Academic, Economist (1877-1947)
Arthur Cecil Pigou was an incredibly successful economist who contributed key themes to welfare economics, the measurement of national output, business cycle theory, unemployment and public finance. He studied economics under the tutelage of Alfred Marshall and eventually succeeded him as professor of Political Economy at Cambridge. He went on to influence many economists to also take up chairs in academic institutions all across the world.
Pigou’s most significant contribution to economics was the introduction of externalities. Pigou discussed the idea of externalities, as well as their problems and solutions with his Pigouvian taxes. His concept of externalities remains a key part of the theoretical and empirical framework with which modern welfare economics revolves around. In his honour, the Pigou Club was set up to encourage the use of carbon taxes in the battle against climate change.

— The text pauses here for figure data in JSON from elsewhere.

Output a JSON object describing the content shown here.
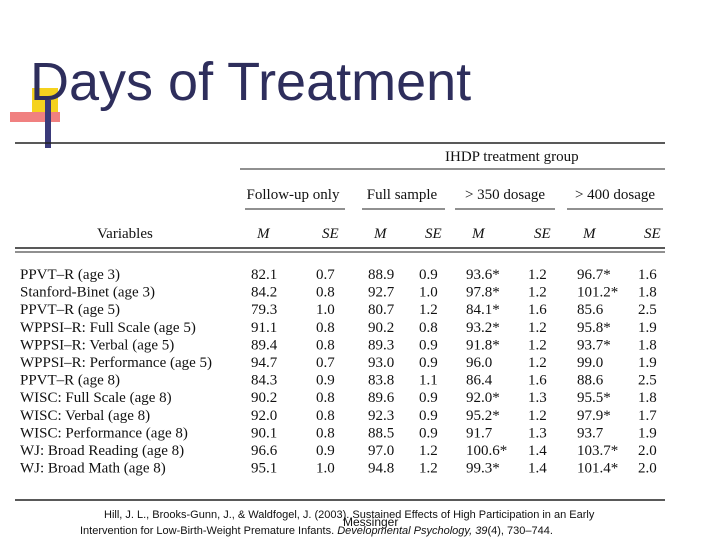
{
  "title": "Days of Treatment",
  "table": {
    "group_label": "IHDP treatment group",
    "groups": [
      "Follow-up only",
      "Full sample",
      "> 350 dosage",
      "> 400 dosage"
    ],
    "header": [
      "Variables",
      "M",
      "SE",
      "M",
      "SE",
      "M",
      "SE",
      "M",
      "SE"
    ],
    "rows": [
      [
        "PPVT–R (age 3)",
        "82.1",
        "0.7",
        "88.9",
        "0.9",
        "93.6*",
        "1.2",
        "96.7*",
        "1.6"
      ],
      [
        "Stanford-Binet (age 3)",
        "84.2",
        "0.8",
        "92.7",
        "1.0",
        "97.8*",
        "1.2",
        "101.2*",
        "1.8"
      ],
      [
        "PPVT–R (age 5)",
        "79.3",
        "1.0",
        "80.7",
        "1.2",
        "84.1*",
        "1.6",
        "85.6",
        "2.5"
      ],
      [
        "WPPSI–R: Full Scale (age 5)",
        "91.1",
        "0.8",
        "90.2",
        "0.8",
        "93.2*",
        "1.2",
        "95.8*",
        "1.9"
      ],
      [
        "WPPSI–R: Verbal (age 5)",
        "89.4",
        "0.8",
        "89.3",
        "0.9",
        "91.8*",
        "1.2",
        "93.7*",
        "1.8"
      ],
      [
        "WPPSI–R: Performance (age 5)",
        "94.7",
        "0.7",
        "93.0",
        "0.9",
        "96.0",
        "1.2",
        "99.0",
        "1.9"
      ],
      [
        "PPVT–R (age 8)",
        "84.3",
        "0.9",
        "83.8",
        "1.1",
        "86.4",
        "1.6",
        "88.6",
        "2.5"
      ],
      [
        "WISC: Full Scale (age 8)",
        "90.2",
        "0.8",
        "89.6",
        "0.9",
        "92.0*",
        "1.3",
        "95.5*",
        "1.8"
      ],
      [
        "WISC: Verbal (age 8)",
        "92.0",
        "0.8",
        "92.3",
        "0.9",
        "95.2*",
        "1.2",
        "97.9*",
        "1.7"
      ],
      [
        "WISC: Performance (age 8)",
        "90.1",
        "0.8",
        "88.5",
        "0.9",
        "91.7",
        "1.3",
        "93.7",
        "1.9"
      ],
      [
        "WJ: Broad Reading (age 8)",
        "96.6",
        "0.9",
        "97.0",
        "1.2",
        "100.6*",
        "1.4",
        "103.7*",
        "2.0"
      ],
      [
        "WJ: Broad Math (age 8)",
        "95.1",
        "1.0",
        "94.8",
        "1.2",
        "99.3*",
        "1.4",
        "101.4*",
        "2.0"
      ]
    ]
  },
  "citation": {
    "line1": "Hill, J. L., Brooks-Gunn, J., & Waldfogel, J. (2003). Sustained Effects of High Participation in an Early",
    "line2": "Intervention for Low-Birth-Weight Premature Infants. ",
    "journal": "Developmental Psychology, ",
    "volume": "39",
    "pages": "(4), 730–744."
  },
  "footer": "Messinger"
}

Pigou and Keynes shared a tumultuous relationship. Pigou was critical of Keynes’ work and conjured up the idea of the Pigou effect to contend that the economy is more self-stabilising than Keynes argued. In response, Keynes was also critical of Pigou’s work, disparagingly mentioning Pigou multiple times in ‘The General Theory’. However critical they were of one a other though, they also formed a great affection to one another. It was Pigou, for instance, who financially supported Keynes during his work on probability theory.
“If a man marries his housekeeper or his cook, the national dividend is diminished.”